A spokeswoman for the FT added that the paper had no intention of seeking a pre-court settlement in the light of the announcement. She added that the paper had applied to strike out part of CST's damages claim, which was being made for the loss in CST's market value as a result of the story. This amounts to about £128m of CST's total damages claim of £230.5m.

In his own statement yesterday, Terry Smith, the chief executive of CST, said: "Our view was always that the allegations were spurious and made by an individual whose credibility and motivation were at least highly questionable. Now they can be seen in that light. We look forward to seeing Mr Middleweek and others in court."

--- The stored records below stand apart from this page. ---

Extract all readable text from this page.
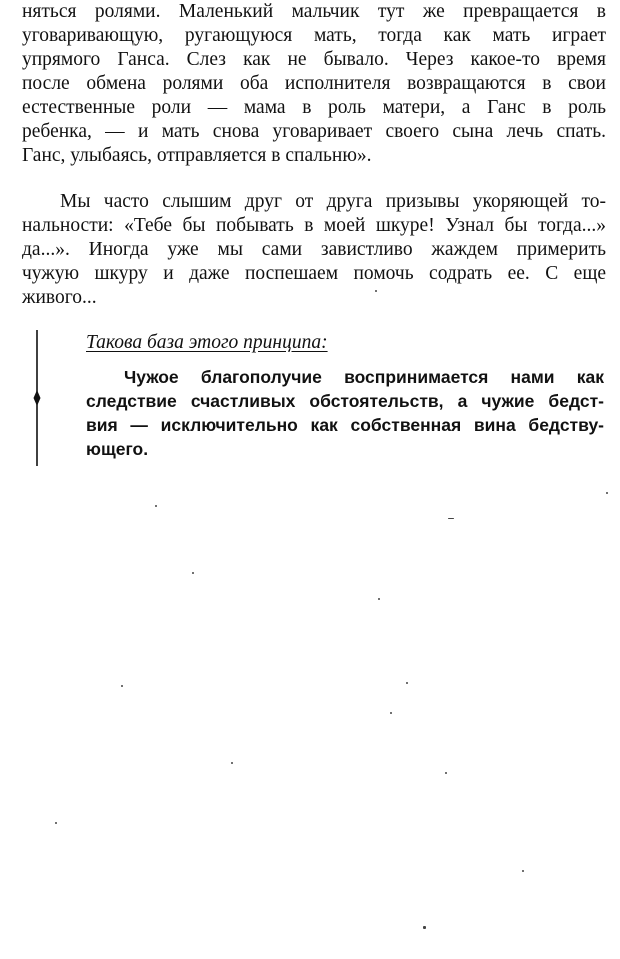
няться ролями. Маленький мальчик тут же превращается в
уговаривающую, ругающуюся мать, тогда как мать играет
упрямого Ганса. Слез как не бывало. Через какое-то время
после обмена ролями оба исполнителя возвращаются в свои
естественные роли — мама в роль матери, а Ганс в роль
ребенка, — и мать снова уговаривает своего сына лечь спать.
Ганс, улыбаясь, отправляется в спальню».
Мы часто слышим друг от друга призывы укоряющей то-
нальности: «Тебе бы побывать в моей шкуре! Узнал бы тогда...»
да...». Иногда уже мы сами завистливо жаждем примерить
чужую шкуру и даже поспешаем помочь содрать ее. С еще
живого...
Такова база этого принципа:
Чужое благополучие воспринимается нами как
следствие счастливых обстоятельств, а чужие бедст-
вия — исключительно как собственная вина бедству-
ющего.
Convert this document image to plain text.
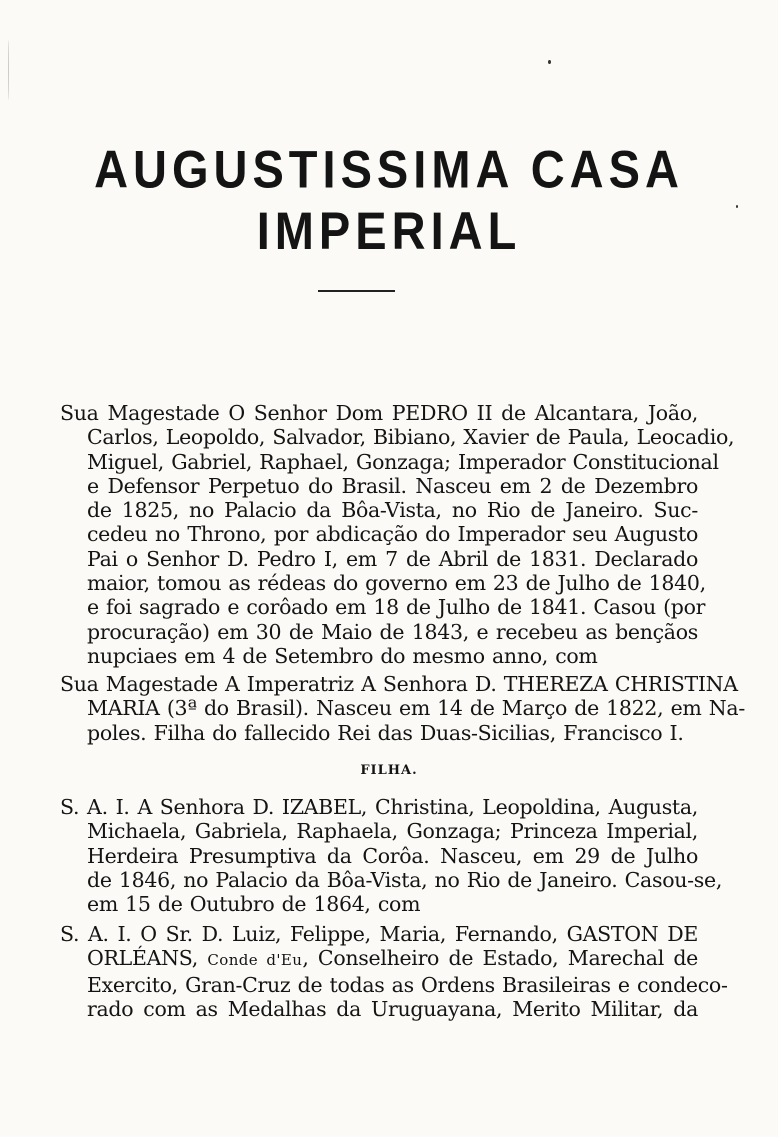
AUGUSTISSIMA CASA IMPERIAL
Sua Magestade O Senhor Dom PEDRO II de Alcantara, João,
Carlos, Leopoldo, Salvador, Bibiano, Xavier de Paula, Leocadio,
Miguel, Gabriel, Raphael, Gonzaga; Imperador Constitucional
e Defensor Perpetuo do Brasil. Nasceu em 2 de Dezembro
de 1825, no Palacio da Bôa-Vista, no Rio de Janeiro. Suc-
cedeu no Throno, por abdicação do Imperador seu Augusto
Pai o Senhor D. Pedro I, em 7 de Abril de 1831. Declarado
maior, tomou as rédeas do governo em 23 de Julho de 1840,
e foi sagrado e corôado em 18 de Julho de 1841. Casou (por
procuração) em 30 de Maio de 1843, e recebeu as bençãos
nupciaes em 4 de Setembro do mesmo anno, com
Sua Magestade A Imperatriz A Senhora D. THEREZA CHRISTINA
MARIA (3ª do Brasil). Nasceu em 14 de Março de 1822, em Na-
poles. Filha do fallecido Rei das Duas-Sicilias, Francisco I.
FILHA.
S. A. I. A Senhora D. IZABEL, Christina, Leopoldina, Augusta,
Michaela, Gabriela, Raphaela, Gonzaga; Princeza Imperial,
Herdeira Presumptiva da Corôa. Nasceu, em 29 de Julho
de 1846, no Palacio da Bôa-Vista, no Rio de Janeiro. Casou-se,
em 15 de Outubro de 1864, com
S. A. I. O Sr. D. Luiz, Felippe, Maria, Fernando, GASTON DE
ORLÉANS, Conde d'Eu, Conselheiro de Estado, Marechal de
Exercito, Gran-Cruz de todas as Ordens Brasileiras e condeco-
rado com as Medalhas da Uruguayana, Merito Militar, da
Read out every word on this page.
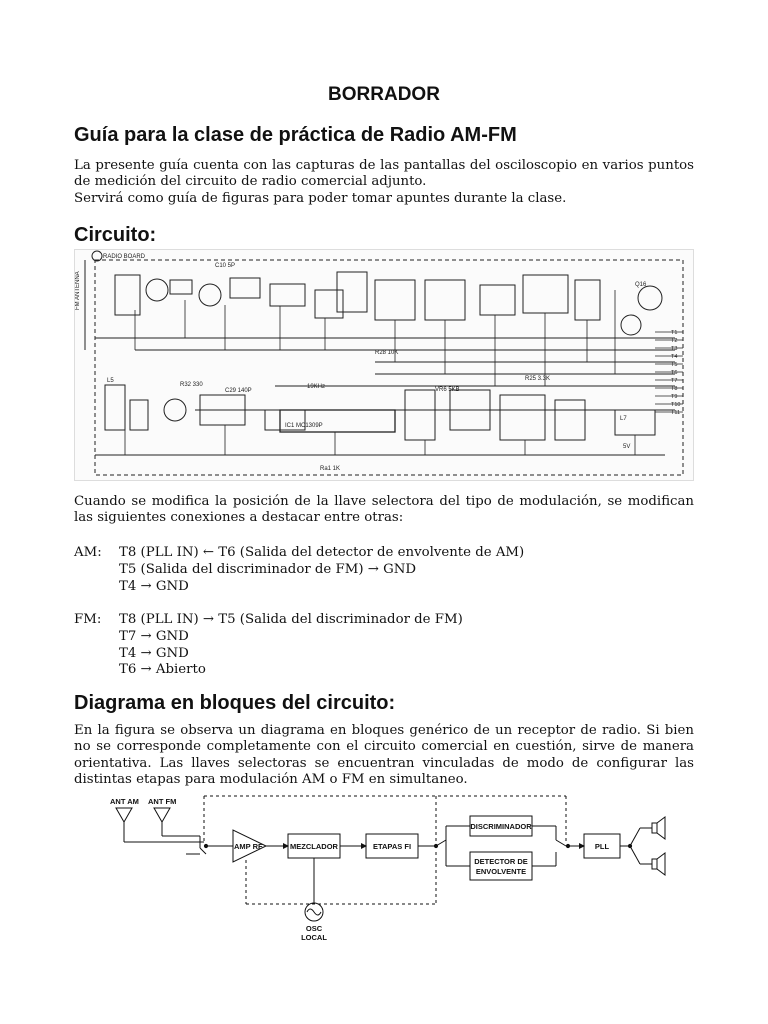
BORRADOR
Guía para la clase de práctica de Radio AM-FM

La presente guía cuenta con las capturas de las pantallas del osciloscopio en varios puntos de medición del circuito de radio comercial adjunto.

Servirá como guía de figuras para poder tomar apuntes durante la clase.

Circuito:
RADIO BOARD
FM ANTENNA
C10 5P
R32 330
C29 140P
IC1 MC1309P
19KHz
R28 10K
R25 3.3K
VR6 5KB
Ra1 1K
5V
Q16
L7
L5
T1
T2
T3
T4
T5
T6
T7
T8
T9
T10
T11
Cuando se modifica la posición de la llave selectora del tipo de modulación, se modifican las siguientes conexiones a destacar entre otras:
AM:	T8 (PLL IN) ← T6 (Salida del detector de envolvente de AM)
T5 (Salida del discriminador de FM) → GND
T4 → GND
FM:	T8 (PLL IN) → T5 (Salida del discriminador de FM)
T7 → GND
T4 → GND
T6 → Abierto
Diagrama en bloques del circuito:
En la figura se observa un diagrama en bloques genérico de un receptor de radio. Si bien no se corresponde completamente con el circuito comercial en cuestión, sirve de manera orientativa. Las llaves selectoras se encuentran vinculadas de modo de configurar las distintas etapas para modulación AM o FM en simultaneo.
ANT AM ANT FM
AMP RF	MEZCLADOR	ETAPAS FI
DISCRIMINADOR
DETECTOR DE
ENVOLVENTE
PLL
OSC
LOCAL
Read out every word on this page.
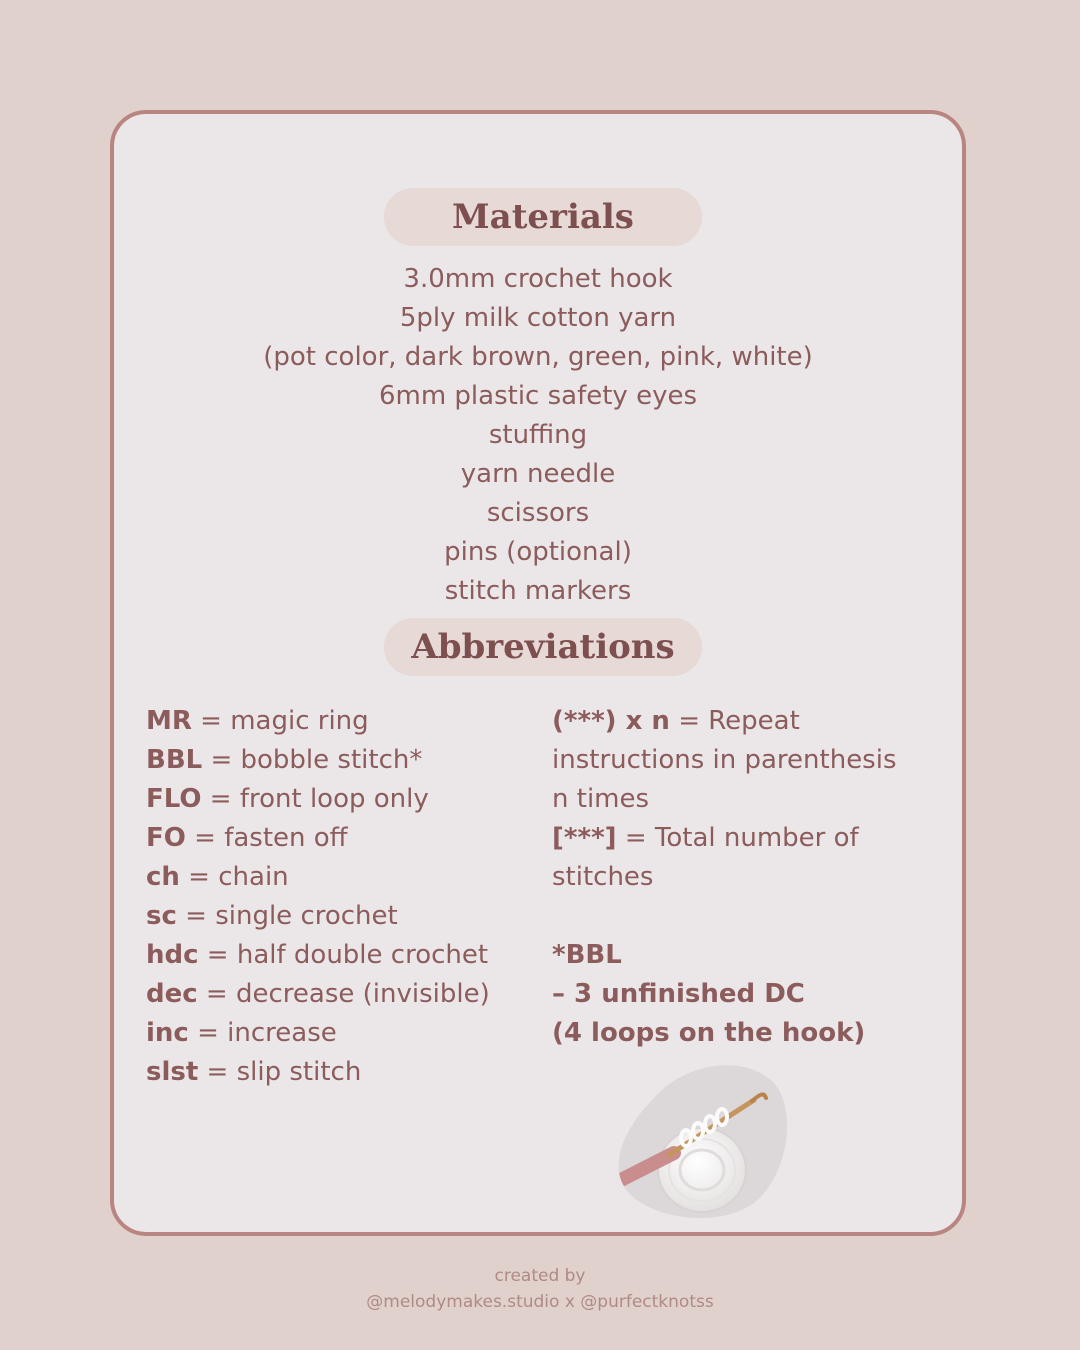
Materials
3.0mm crochet hook
5ply milk cotton yarn
(pot color, dark brown, green, pink, white)
6mm plastic safety eyes
stuffing
yarn needle
scissors
pins (optional)
stitch markers
Abbreviations
MR = magic ring
BBL = bobble stitch*
FLO = front loop only
FO = fasten off
ch = chain
sc = single crochet
hdc = half double crochet
dec = decrease (invisible)
inc = increase
slst = slip stitch

(***) x n = Repeat

instructions in parenthesis

n times

[***] = Total number of

stitches

*BBL

– 3 unfinished DC

(4 loops on the hook)

created by
@melodymakes.studio x @purfectknotss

The statement added that in addition to CST's legal actions against the FT and Mr Middleweek, the group was also pursuing Mr Middleweek's lawyer, Dale Langley. It said that an associate of Mr Middleweek, Jeremy Benjamin, had already admitted defaming the company and was currently in talks with the group over a settlement.

Mr Middleweek's case is due to be heard in the High Court next year. He has now moved to Australia.

Shares in Pearson, the FT's parent group, fell 2.2 per cent on the news, but recovered to close up 0.5p at 613.5p. CST shares rose 5.6 per cent to 366p.